It’s easy to see a problem and say ‘We have to do something!’. It’s even easier to say ‘You do something!’. But it takes something more to say ‘what shall we do?’ We might think that is abdicating responsibility- after all, if I’m asking the question, then I’m not taking the initiative myself, unless of course that is precisely the first move that is needed…
Often I’m tempted to charge into a situation and try the first thing that comes to mind, but gradually, through painful experience, I’m learning that may not be the ideal, and so I’m discovering that asking questions like ‘what shall we do?’ help me to make the right decision. In first aid and medical care this is called triage- figuring out who/what to treat first, to get the best outcome for a patient/department etc- the classic I was taught was to make sure I’m not distracted by the sprained wrist that’s producing a lot of noise and risk missing the bleeding that is far more serious.

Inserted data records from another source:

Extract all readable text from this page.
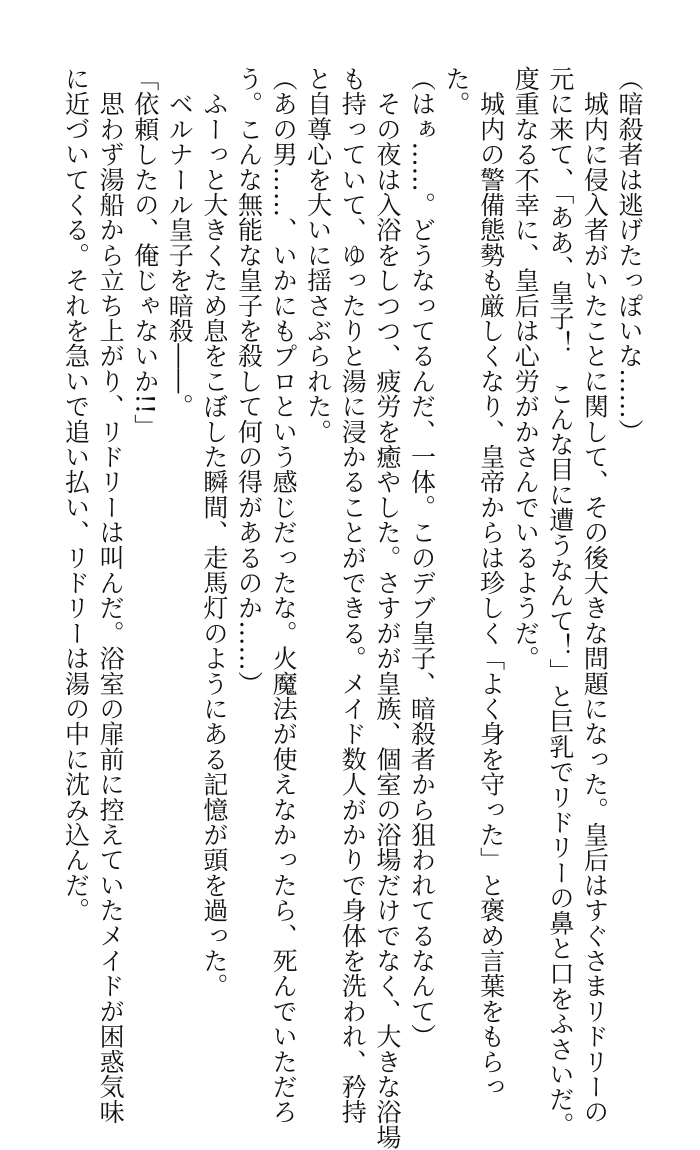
（暗殺者は逃げたっぽいな……）
　城内に侵入者がいたことに関して、その後大きな問題になった。皇后はすぐさまリドリーの
元に来て、「ああ、皇子！　こんな目に遭うなんて！」と巨乳でリドリーの鼻と口をふさいだ。
度重なる不幸に、皇后は心労がかさんでいるようだ。
　城内の警備態勢も厳しくなり、皇帝からは珍しく「よく身を守った」と褒め言葉をもらっ
た。
（はぁ……。どうなってるんだ、一体。このデブ皇子、暗殺者から狙われてるなんて）
　その夜は入浴をしつつ、疲労を癒やした。さすがが皇族、個室の浴場だけでなく、大きな浴場
も持っていて、ゆったりと湯に浸かることができる。メイド数人がかりで身体を洗われ、矜持
と自尊心を大いに揺さぶられた。
（あの男……、いかにもプロという感じだったな。火魔法が使えなかったら、死んでいただろ
う。こんな無能な皇子を殺して何の得があるのか……）
　ふーっと大きくため息をこぼした瞬間、走馬灯のようにある記憶が頭を過った。
　ベルナール皇子を暗殺――。
「依頼したの、俺じゃないか!!」
　思わず湯船から立ち上がり、リドリーは叫んだ。浴室の扉前に控えていたメイドが困惑気味
に近づいてくる。それを急いで追い払い、リドリーは湯の中に沈み込んだ。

What shall we do? In the specific instance I’m referring to this phrase is used by someone in a crowd, responding to Peter on the day of Pentecost… he’s been accused of drunkenness and has defended the disciples, turning his defence into an accusation that the crowd bear a shared responsibility for the death of Jesus, who God has raised to life, and that this Jesus was the long-awaited Messiah… It’s one of those moments where things could have gone very wrong- 7 weeks before a similar crowd did cry for Jesus to die, and at other times in the book of Acts we will see the crowd aren’t so friendly, but as I read this passage (Acts chapter 2, this comes in verse 37), I imagine a silence falling, and then one voice, followed maybe by others, calling out ‘what shall we do?’
When someone asks you that question, there’s a pressure, and a responsibility- ok, I have to get this right, which is a bit scary… Peter, fortunately for him, has recently had his training refreshed- the last thing Matthew records Jesus saying in his Gospel is that the disciples should ‘go and make disciples of all nations- baptising them…and teaching them… (you can find this in Matthew 28 verse 19)… so, maybe after a panic-stricken millisecond, he responds ‘repent, be baptised in the name of Jesus Christ, every one of you’- in other words, if you’re seriously asking, then let’s do the thing, let’s take this seriously.
And they do.
That’s the second scary thing- what if someone does take my answer seriously? The good news in this context, and wherever we’re talking about faith, is that the next bit really isn’t my responsibility- its between an individual and God- they ask me what do they need to do, I say repent and believe, be baptised, they say ok… It’s not me they’re believing in, it’s not me they’re asking to forgive them, they don’t get baptised in my name. Which is a huge relief!
Of course, the question ‘what shall we do?’ doesn’t just apply to a response to the Gospel, and it isn’t simply a question about plans for Saturday night either. There is a genuine, huge question of ‘what shall we do?’ that faces us every day- what shall we do about the destruction of the environment that is leading to climate change (according to most everyone but the Trump), what shall we do about the refugee crisis, what shall we do about the homeless in our town, the poor in our street, the broken relationship in our family, the habits of our mind. What shall we do about the election, the health service, the corruption and apathy that litter our communities?
I guess we have to start by doing something… registering to vote, and voting… voting for a candidate (and ideally a party) that you believe can and will make a difference. Maybe making some decisions about your habits of shopping and how you use your time. Maybe giving up something to help someone else. Right now, because I don’t know your circumstance, I can’t tell you the answer, but if you sit in front of a mirror you’ll probably see someone who can; they just might be afraid of the responsibility.